Pevara percibía un poco de lo que él pensaba. Aunque aceptaba su debilidad, le preocupaba que eso lo hiciera poco apto para dirigir a los demás. Era una mezcla curiosa de autoestima e inseguridad.

—Sí —continuó Androl—. Viajar requiere mucha fuerza en el Poder Único, pero soy capaz de abrir accesos grandes. Antes de que las cosas dejaran de funcionar, el acceso más grande que llegué a hacer tenía treinta pies de ancho.

—Sin duda estáis exagerando —comentó Pevara mientras parpadeaba.

—Os lo demostraría, si fuera posible.

Parecía sincero. O decía la verdad o su convencimiento se debía a la locura. La Aes Sedai permaneció callada, sin saber muy bien cómo plantear aquello.

—No importa —dijo él—. Sé que... me pasan cosas raras. Nos ocurre a casi todos. Podéis preguntar a los otros lo de mis accesos. Hay una razón por la que Coteren me llama paje. Se debe a que lo único en lo que soy bueno es en facilitar que la gente se desplace de un lugar a otro.

—Es un Talento extraordinario, Androl. Estoy segura de que a la Torre le encantaría estudiarlo. Me pregunto cuánta gente nacería con ese Talento, pero no se supo nunca porque los tejidos de Viajar eran desconocidos.

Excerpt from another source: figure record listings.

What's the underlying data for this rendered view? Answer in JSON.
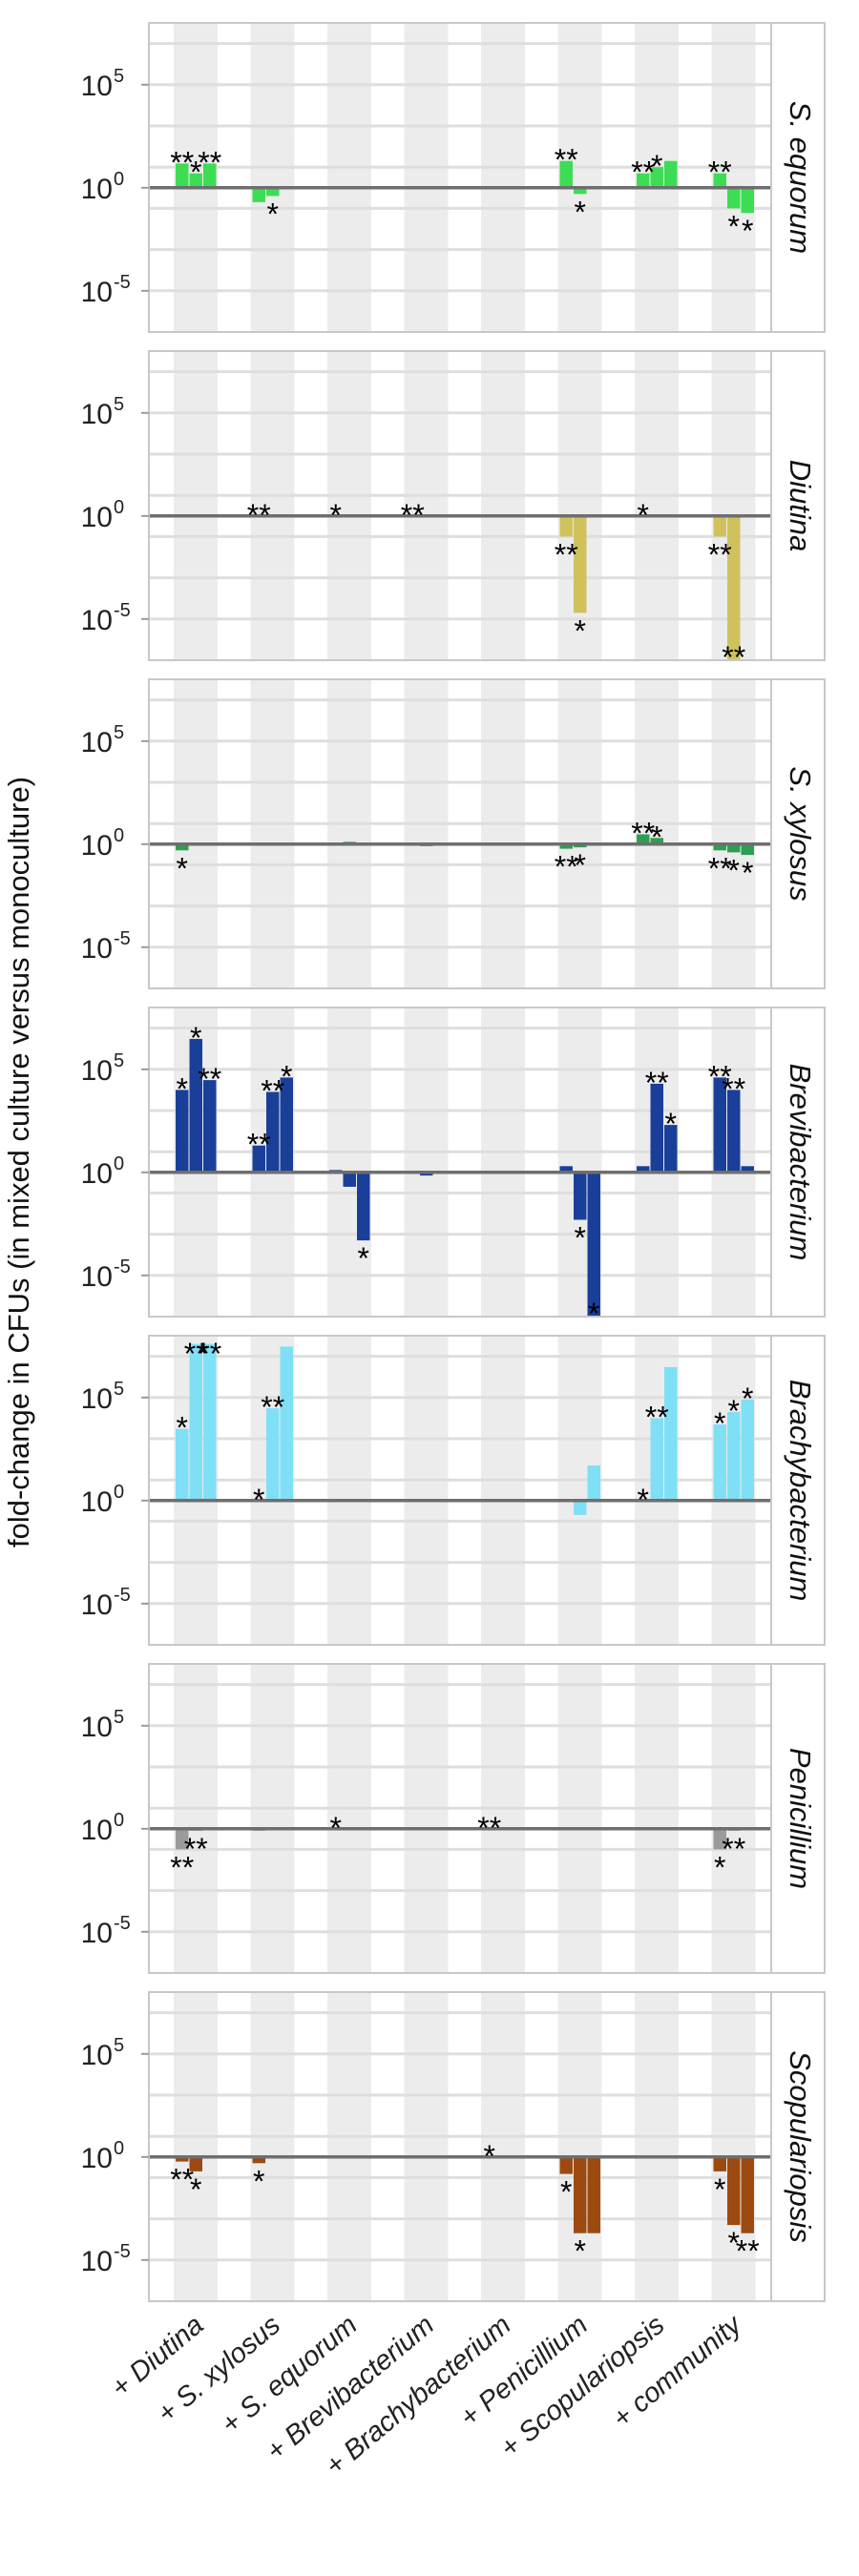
{
  "chart_data": {
    "type": "bar",
    "ylabel": "fold-change in CFUs (in mixed culture versus monoculture)",
    "y_scale": "log10",
    "ylim": [
      1e-07,
      100000000
    ],
    "yticks": [
      {
        "value": 1e-05,
        "base": "10",
        "exp": "-5"
      },
      {
        "value": 1,
        "base": "10",
        "exp": "0"
      },
      {
        "value": 100000,
        "base": "10",
        "exp": "5"
      }
    ],
    "categories": [
      "+ Diutina",
      "+ S. xylosus",
      "+ S. equorum",
      "+ Brevibacterium",
      "+ Brachybacterium",
      "+ Penicillium",
      "+ Scopulariopsis",
      "+ community"
    ],
    "panels": [
      {
        "name": "S. equorum",
        "color": "#3ddc55",
        "values": [
          [
            15,
            5,
            15
          ],
          [
            0.2,
            0.4,
            null
          ],
          [
            null,
            null,
            null
          ],
          [
            null,
            1.15,
            null
          ],
          [
            null,
            null,
            null
          ],
          [
            20,
            0.5,
            null
          ],
          [
            5,
            10,
            20
          ],
          [
            5,
            0.1,
            0.06
          ]
        ],
        "sig": [
          [
            "**",
            "*",
            "**"
          ],
          [
            "",
            "*",
            ""
          ],
          [
            "",
            "",
            ""
          ],
          [
            "",
            "",
            ""
          ],
          [
            "",
            "",
            ""
          ],
          [
            "**",
            "*",
            ""
          ],
          [
            "**",
            "*",
            ""
          ],
          [
            "**",
            "*",
            "*"
          ]
        ]
      },
      {
        "name": "Diutina",
        "color": "#cfc25d",
        "values": [
          [
            null,
            null,
            null
          ],
          [
            null,
            null,
            null
          ],
          [
            null,
            null,
            null
          ],
          [
            null,
            null,
            null
          ],
          [
            null,
            null,
            null
          ],
          [
            0.1,
            2e-05,
            null
          ],
          [
            null,
            null,
            null
          ],
          [
            0.1,
            1e-07,
            null
          ]
        ],
        "sig": [
          [
            "",
            "",
            ""
          ],
          [
            "**",
            "",
            ""
          ],
          [
            "*",
            "",
            ""
          ],
          [
            "**",
            "",
            ""
          ],
          [
            "",
            "",
            ""
          ],
          [
            "**",
            "*",
            ""
          ],
          [
            "*",
            "",
            ""
          ],
          [
            "**",
            "**",
            ""
          ]
        ]
      },
      {
        "name": "S. xylosus",
        "color": "#2e9e50",
        "values": [
          [
            0.5,
            null,
            null
          ],
          [
            null,
            null,
            null
          ],
          [
            null,
            1.3,
            null
          ],
          [
            null,
            0.8,
            null
          ],
          [
            null,
            null,
            null
          ],
          [
            0.6,
            0.7,
            null
          ],
          [
            3,
            2,
            null
          ],
          [
            0.5,
            0.4,
            0.3
          ]
        ],
        "sig": [
          [
            "*",
            "",
            ""
          ],
          [
            "",
            "",
            ""
          ],
          [
            "",
            "",
            ""
          ],
          [
            "",
            "",
            ""
          ],
          [
            "",
            "",
            ""
          ],
          [
            "**",
            "*",
            ""
          ],
          [
            "**",
            "*",
            ""
          ],
          [
            "**",
            "*",
            "*"
          ]
        ]
      },
      {
        "name": "Brevibacterium",
        "color": "#1a3f99",
        "values": [
          [
            10000,
            3000000,
            30000
          ],
          [
            20,
            8000,
            40000
          ],
          [
            1.3,
            0.2,
            0.0005
          ],
          [
            null,
            0.7,
            null
          ],
          [
            null,
            null,
            null
          ],
          [
            2,
            0.005,
            1e-07
          ],
          [
            2,
            20000,
            200
          ],
          [
            40000,
            10000,
            2
          ]
        ],
        "sig": [
          [
            "*",
            "*",
            "**"
          ],
          [
            "**",
            "**",
            "*"
          ],
          [
            "",
            "",
            "*"
          ],
          [
            "",
            "",
            ""
          ],
          [
            "",
            "",
            ""
          ],
          [
            "",
            "*",
            "*"
          ],
          [
            "",
            "**",
            "*"
          ],
          [
            "**",
            "**",
            ""
          ]
        ]
      },
      {
        "name": "Brachybacterium",
        "color": "#7fdff5",
        "values": [
          [
            3000,
            40000000,
            40000000
          ],
          [
            null,
            30000,
            30000000
          ],
          [
            null,
            1.2,
            null
          ],
          [
            null,
            1.2,
            null
          ],
          [
            null,
            null,
            null
          ],
          [
            null,
            0.2,
            50
          ],
          [
            null,
            10000,
            3000000
          ],
          [
            5000,
            20000,
            80000
          ]
        ],
        "sig": [
          [
            "*",
            "**",
            "**"
          ],
          [
            "*",
            "**",
            ""
          ],
          [
            "",
            "",
            ""
          ],
          [
            "",
            "",
            ""
          ],
          [
            "",
            "",
            ""
          ],
          [
            "",
            "",
            ""
          ],
          [
            "*",
            "**",
            ""
          ],
          [
            "*",
            "*",
            "*"
          ]
        ]
      },
      {
        "name": "Penicillium",
        "color": "#9b9b9b",
        "values": [
          [
            0.1,
            0.8,
            null
          ],
          [
            0.8,
            null,
            null
          ],
          [
            null,
            null,
            null
          ],
          [
            null,
            null,
            null
          ],
          [
            null,
            null,
            null
          ],
          [
            null,
            null,
            null
          ],
          [
            null,
            null,
            null
          ],
          [
            0.1,
            0.8,
            null
          ]
        ],
        "sig": [
          [
            "**",
            "**",
            ""
          ],
          [
            "",
            "",
            ""
          ],
          [
            "*",
            "",
            ""
          ],
          [
            "",
            "",
            ""
          ],
          [
            "**",
            "",
            ""
          ],
          [
            "",
            "",
            ""
          ],
          [
            "",
            "",
            ""
          ],
          [
            "*",
            "**",
            ""
          ]
        ]
      },
      {
        "name": "Scopulariopsis",
        "color": "#9c4a10",
        "values": [
          [
            0.6,
            0.2,
            null
          ],
          [
            0.5,
            null,
            null
          ],
          [
            null,
            null,
            null
          ],
          [
            null,
            null,
            null
          ],
          [
            null,
            null,
            null
          ],
          [
            0.15,
            0.0002,
            0.0002
          ],
          [
            null,
            null,
            null
          ],
          [
            0.2,
            0.0005,
            0.0002
          ]
        ],
        "sig": [
          [
            "**",
            "*",
            ""
          ],
          [
            "*",
            "",
            ""
          ],
          [
            "",
            "",
            ""
          ],
          [
            "",
            "",
            ""
          ],
          [
            "*",
            "",
            ""
          ],
          [
            "*",
            "*",
            ""
          ],
          [
            "",
            "",
            ""
          ],
          [
            "*",
            "*",
            "**"
          ]
        ]
      }
    ]
  }
}
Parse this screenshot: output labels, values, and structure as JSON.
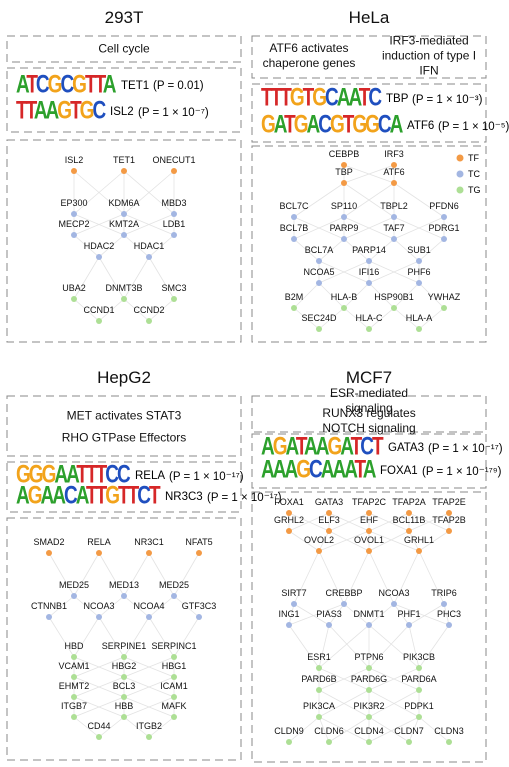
{
  "legend": [
    {
      "name": "TF",
      "color": "#f39a45"
    },
    {
      "name": "TC",
      "color": "#a3b6e2"
    },
    {
      "name": "TG",
      "color": "#addf95"
    }
  ],
  "panels": [
    {
      "title": "293T",
      "pathways": [
        "Cell cycle"
      ],
      "motifs": [
        {
          "logo": "ATCGCGTTA",
          "gene": "TET1",
          "p": "(P = 0.01)"
        },
        {
          "logo": "TTAAGTGC",
          "gene": "ISL2",
          "p": "(P = 1 × 10⁻⁷)"
        }
      ],
      "rows": [
        {
          "type": "TF",
          "labels": [
            "ISL2",
            "TET1",
            "ONECUT1"
          ]
        },
        {
          "type": "TC",
          "labels": [
            "EP300",
            "KDM6A",
            "MBD3"
          ]
        },
        {
          "type": "TC",
          "labels": [
            "MECP2",
            "KMT2A",
            "LDB1"
          ]
        },
        {
          "type": "TC",
          "labels": [
            "HDAC2",
            "HDAC1"
          ]
        },
        {
          "type": "TG",
          "labels": [
            "UBA2",
            "DNMT3B",
            "SMC3"
          ]
        },
        {
          "type": "TG",
          "labels": [
            "CCND1",
            "CCND2"
          ]
        }
      ]
    },
    {
      "title": "HeLa",
      "pathways": [
        "ATF6 activates chaperone genes",
        "IRF3-mediated induction of type I IFN"
      ],
      "motifs": [
        {
          "logo": "TTTGTGCAATC",
          "gene": "TBP",
          "p": "(P = 1 × 10⁻³)"
        },
        {
          "logo": "GATGACGTGGCA",
          "gene": "ATF6",
          "p": "(P = 1 × 10⁻⁵)"
        }
      ],
      "rows": [
        {
          "type": "TF",
          "labels": [
            "CEBPB",
            "IRF3"
          ]
        },
        {
          "type": "TF",
          "labels": [
            "TBP",
            "ATF6"
          ]
        },
        {
          "type": "TC",
          "labels": [
            "BCL7C",
            "SP110",
            "TBPL2",
            "PFDN6"
          ]
        },
        {
          "type": "TC",
          "labels": [
            "BCL7B",
            "PARP9",
            "TAF7",
            "PDRG1"
          ]
        },
        {
          "type": "TC",
          "labels": [
            "BCL7A",
            "PARP14",
            "SUB1"
          ]
        },
        {
          "type": "TC",
          "labels": [
            "NCOA5",
            "IFI16",
            "PHF6"
          ]
        },
        {
          "type": "TG",
          "labels": [
            "B2M",
            "HLA-B",
            "HSP90B1",
            "YWHAZ"
          ]
        },
        {
          "type": "TG",
          "labels": [
            "SEC24D",
            "HLA-C",
            "HLA-A"
          ]
        }
      ]
    },
    {
      "title": "HepG2",
      "pathways": [
        "MET activates STAT3",
        "RHO GTPase Effectors"
      ],
      "motifs": [
        {
          "logo": "GGGAATTTCC",
          "gene": "RELA",
          "p": "(P = 1 × 10⁻¹⁷)"
        },
        {
          "logo": "AGAACATTGTTCT",
          "gene": "NR3C3",
          "p": "(P = 1 × 10⁻¹⁷)"
        }
      ],
      "rows": [
        {
          "type": "TF",
          "labels": [
            "SMAD2",
            "RELA",
            "NR3C1",
            "NFAT5"
          ]
        },
        {
          "type": "TC",
          "labels": [
            "MED25",
            "MED13",
            "MED25"
          ]
        },
        {
          "type": "TC",
          "labels": [
            "CTNNB1",
            "NCOA3",
            "NCOA4",
            "GTF3C3"
          ]
        },
        {
          "type": "TG",
          "labels": [
            "HBD",
            "SERPINE1",
            "SERPINC1"
          ]
        },
        {
          "type": "TG",
          "labels": [
            "VCAM1",
            "HBG2",
            "HBG1"
          ]
        },
        {
          "type": "TG",
          "labels": [
            "EHMT2",
            "BCL3",
            "ICAM1"
          ]
        },
        {
          "type": "TG",
          "labels": [
            "ITGB7",
            "HBB",
            "MAFK"
          ]
        },
        {
          "type": "TG",
          "labels": [
            "CD44",
            "ITGB2"
          ]
        }
      ]
    },
    {
      "title": "MCF7",
      "pathways": [
        "ESR-mediated signaling",
        "RUNX3 regulates NOTCH signaling"
      ],
      "motifs": [
        {
          "logo": "AGATAAGATCT",
          "gene": "GATA3",
          "p": "(P = 1 × 10⁻¹⁷)"
        },
        {
          "logo": "AAAGCAAATA",
          "gene": "FOXA1",
          "p": "(P = 1 × 10⁻¹⁷⁹)"
        }
      ],
      "rows": [
        {
          "type": "TF",
          "labels": [
            "FOXA1",
            "GATA3",
            "TFAP2C",
            "TFAP2A",
            "TFAP2E"
          ]
        },
        {
          "type": "TF",
          "labels": [
            "GRHL2",
            "ELF3",
            "EHF",
            "BCL11B",
            "TFAP2B"
          ]
        },
        {
          "type": "TF",
          "labels": [
            "OVOL2",
            "OVOL1",
            "GRHL1"
          ]
        },
        {
          "type": "TC",
          "labels": [
            "SIRT7",
            "CREBBP",
            "NCOA3",
            "TRIP6"
          ]
        },
        {
          "type": "TC",
          "labels": [
            "ING1",
            "PIAS3",
            "DNMT1",
            "PHF1",
            "PHC3"
          ]
        },
        {
          "type": "TG",
          "labels": [
            "ESR1",
            "PTPN6",
            "PIK3CB"
          ]
        },
        {
          "type": "TG",
          "labels": [
            "PARD6B",
            "PARD6G",
            "PARD6A"
          ]
        },
        {
          "type": "TG",
          "labels": [
            "PIK3CA",
            "PIK3R2",
            "PDPK1"
          ]
        },
        {
          "type": "TG",
          "labels": [
            "CLDN9",
            "CLDN6",
            "CLDN4",
            "CLDN7",
            "CLDN3"
          ]
        }
      ]
    }
  ]
}
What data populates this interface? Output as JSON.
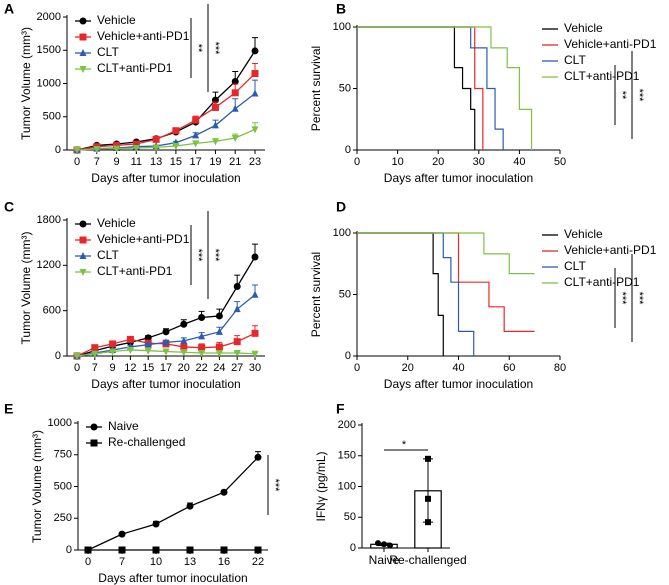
{
  "chart_data": [
    {
      "type": "line",
      "label": "A",
      "xlabel": "Days after tumor inoculation",
      "ylabel": "Tumor Volume (mm³)",
      "categories": [
        "0",
        "7",
        "9",
        "11",
        "13",
        "15",
        "17",
        "19",
        "21",
        "23"
      ],
      "ylim": [
        0,
        2000
      ],
      "yticks": [
        0,
        500,
        1000,
        1500,
        2000
      ],
      "legend": "upper left",
      "annotations": [
        "**",
        "***"
      ],
      "series": [
        {
          "name": "Vehicle",
          "color": "#000000",
          "marker": "circle",
          "values": [
            0,
            70,
            90,
            120,
            170,
            270,
            420,
            750,
            1030,
            1490
          ],
          "errors": [
            0,
            10,
            15,
            20,
            25,
            40,
            60,
            120,
            150,
            200
          ]
        },
        {
          "name": "Vehicle+anti-PD1",
          "color": "#e8272a",
          "marker": "square",
          "values": [
            0,
            50,
            70,
            90,
            160,
            290,
            450,
            640,
            860,
            1150
          ],
          "errors": [
            0,
            10,
            10,
            15,
            20,
            30,
            60,
            80,
            130,
            150
          ]
        },
        {
          "name": "CLT",
          "color": "#2a5db0",
          "marker": "triangle-up",
          "values": [
            0,
            20,
            30,
            50,
            60,
            110,
            220,
            370,
            620,
            850
          ],
          "errors": [
            0,
            5,
            8,
            10,
            15,
            20,
            40,
            80,
            150,
            200
          ]
        },
        {
          "name": "CLT+anti-PD1",
          "color": "#7dc242",
          "marker": "triangle-down",
          "values": [
            0,
            15,
            20,
            30,
            40,
            60,
            100,
            130,
            180,
            310
          ],
          "errors": [
            0,
            5,
            5,
            5,
            10,
            10,
            20,
            40,
            60,
            100
          ]
        }
      ]
    },
    {
      "type": "survival",
      "label": "B",
      "xlabel": "Days after tumor inoculation",
      "ylabel": "Percent survival",
      "xlim": [
        0,
        50
      ],
      "xticks": [
        0,
        10,
        20,
        30,
        40,
        50
      ],
      "ylim": [
        0,
        100
      ],
      "yticks": [
        0,
        50,
        100
      ],
      "legend": "upper right",
      "annotations": [
        "**",
        "***"
      ],
      "series": [
        {
          "name": "Vehicle",
          "color": "#000000",
          "x": [
            0,
            24,
            26,
            28,
            29
          ],
          "values": [
            100,
            67,
            50,
            33,
            0
          ]
        },
        {
          "name": "Vehicle+anti-PD1",
          "color": "#e8272a",
          "x": [
            0,
            29,
            31
          ],
          "values": [
            100,
            50,
            0
          ]
        },
        {
          "name": "CLT",
          "color": "#2a5db0",
          "x": [
            0,
            28,
            32,
            34,
            36
          ],
          "values": [
            100,
            83,
            50,
            17,
            0
          ]
        },
        {
          "name": "CLT+anti-PD1",
          "color": "#7dc242",
          "x": [
            0,
            33,
            37,
            40,
            43
          ],
          "values": [
            100,
            83,
            67,
            33,
            0
          ]
        }
      ]
    },
    {
      "type": "line",
      "label": "C",
      "xlabel": "Days after tumor inoculation",
      "ylabel": "Tumor Volume (mm³)",
      "categories": [
        "0",
        "7",
        "9",
        "12",
        "15",
        "17",
        "20",
        "22",
        "24",
        "27",
        "30"
      ],
      "ylim": [
        0,
        1800
      ],
      "yticks": [
        0,
        600,
        1200,
        1800
      ],
      "legend": "upper left",
      "annotations": [
        "***",
        "***"
      ],
      "series": [
        {
          "name": "Vehicle",
          "color": "#000000",
          "marker": "circle",
          "values": [
            0,
            70,
            130,
            180,
            240,
            320,
            420,
            510,
            530,
            920,
            1310
          ],
          "errors": [
            0,
            15,
            20,
            25,
            30,
            40,
            60,
            80,
            90,
            150,
            170
          ]
        },
        {
          "name": "Vehicle+anti-PD1",
          "color": "#e8272a",
          "marker": "square",
          "values": [
            0,
            110,
            160,
            220,
            170,
            160,
            120,
            110,
            120,
            190,
            300
          ],
          "errors": [
            0,
            20,
            25,
            30,
            30,
            40,
            40,
            50,
            60,
            80,
            100
          ]
        },
        {
          "name": "CLT",
          "color": "#2a5db0",
          "marker": "triangle-up",
          "values": [
            0,
            40,
            80,
            120,
            150,
            180,
            200,
            260,
            320,
            620,
            810
          ],
          "errors": [
            0,
            10,
            15,
            20,
            20,
            30,
            40,
            50,
            60,
            100,
            130
          ]
        },
        {
          "name": "CLT+anti-PD1",
          "color": "#7dc242",
          "marker": "triangle-down",
          "values": [
            0,
            30,
            60,
            80,
            70,
            60,
            50,
            40,
            40,
            40,
            30
          ],
          "errors": [
            0,
            10,
            15,
            20,
            20,
            20,
            15,
            15,
            15,
            10,
            10
          ]
        }
      ]
    },
    {
      "type": "survival",
      "label": "D",
      "xlabel": "Days after tumor inoculation",
      "ylabel": "Percent survival",
      "xlim": [
        0,
        80
      ],
      "xticks": [
        0,
        20,
        40,
        60,
        80
      ],
      "ylim": [
        0,
        100
      ],
      "yticks": [
        0,
        50,
        100
      ],
      "legend": "upper right",
      "annotations": [
        "***",
        "***"
      ],
      "series": [
        {
          "name": "Vehicle",
          "color": "#000000",
          "x": [
            0,
            30,
            32,
            34
          ],
          "values": [
            100,
            67,
            33,
            0
          ]
        },
        {
          "name": "Vehicle+anti-PD1",
          "color": "#e8272a",
          "x": [
            0,
            40,
            52,
            58,
            70
          ],
          "values": [
            100,
            60,
            40,
            20,
            20
          ]
        },
        {
          "name": "CLT",
          "color": "#2a5db0",
          "x": [
            0,
            34,
            37,
            40,
            46
          ],
          "values": [
            100,
            80,
            60,
            20,
            0
          ]
        },
        {
          "name": "CLT+anti-PD1",
          "color": "#7dc242",
          "x": [
            0,
            50,
            60,
            70
          ],
          "values": [
            100,
            83,
            67,
            67
          ]
        }
      ]
    },
    {
      "type": "line",
      "label": "E",
      "xlabel": "Days after tumor inoculation",
      "ylabel": "Tumor Volume (mm³)",
      "categories": [
        "0",
        "7",
        "10",
        "13",
        "16",
        "22"
      ],
      "ylim": [
        0,
        1000
      ],
      "yticks": [
        0,
        250,
        500,
        750,
        1000
      ],
      "legend": "upper left",
      "annotations": [
        "***"
      ],
      "series": [
        {
          "name": "Naive",
          "color": "#000000",
          "marker": "circle",
          "values": [
            0,
            125,
            205,
            345,
            455,
            730
          ],
          "errors": [
            0,
            10,
            20,
            25,
            15,
            45
          ]
        },
        {
          "name": "Re-challenged",
          "color": "#000000",
          "marker": "square",
          "values": [
            0,
            0,
            0,
            0,
            0,
            0
          ],
          "errors": [
            0,
            0,
            0,
            0,
            0,
            0
          ]
        }
      ]
    },
    {
      "type": "bar",
      "label": "F",
      "ylabel": "IFNγ (pg/mL)",
      "categories": [
        "Naive",
        "Re-challenged"
      ],
      "values": [
        6,
        93
      ],
      "points": [
        [
          8,
          6,
          4
        ],
        [
          145,
          80,
          42
        ]
      ],
      "markers": [
        "circle",
        "square"
      ],
      "ylim": [
        0,
        200
      ],
      "yticks": [
        0,
        50,
        100,
        150,
        200
      ],
      "annotations": [
        "*"
      ]
    }
  ]
}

—No pienso ir a la Torre Blanca, Pevara —afirmó, y puso énfasis en la palabra «Blanca».

Ella cambió de tema.

—Echáis de menos Viajar y, sin embargo, no queréis dejar la Torre Negra. Por lo tanto, ¿qué importancia tiene ese ter’angreal?

—Los accesos serían... útiles.

—Pero si no vamos a ir a ninguna parte... —protestó Pevara.

—Os sorprenderíais —dijo él.

Alzó la cabeza para asomarse por el borde del alféizar y echar un vistazo al callejón. Fuera lloviznaba; por fin había cesado el aguacero. Sin embargo, el cielo seguía oscuro. El alba aún tardaría unas pocas horas en llegar.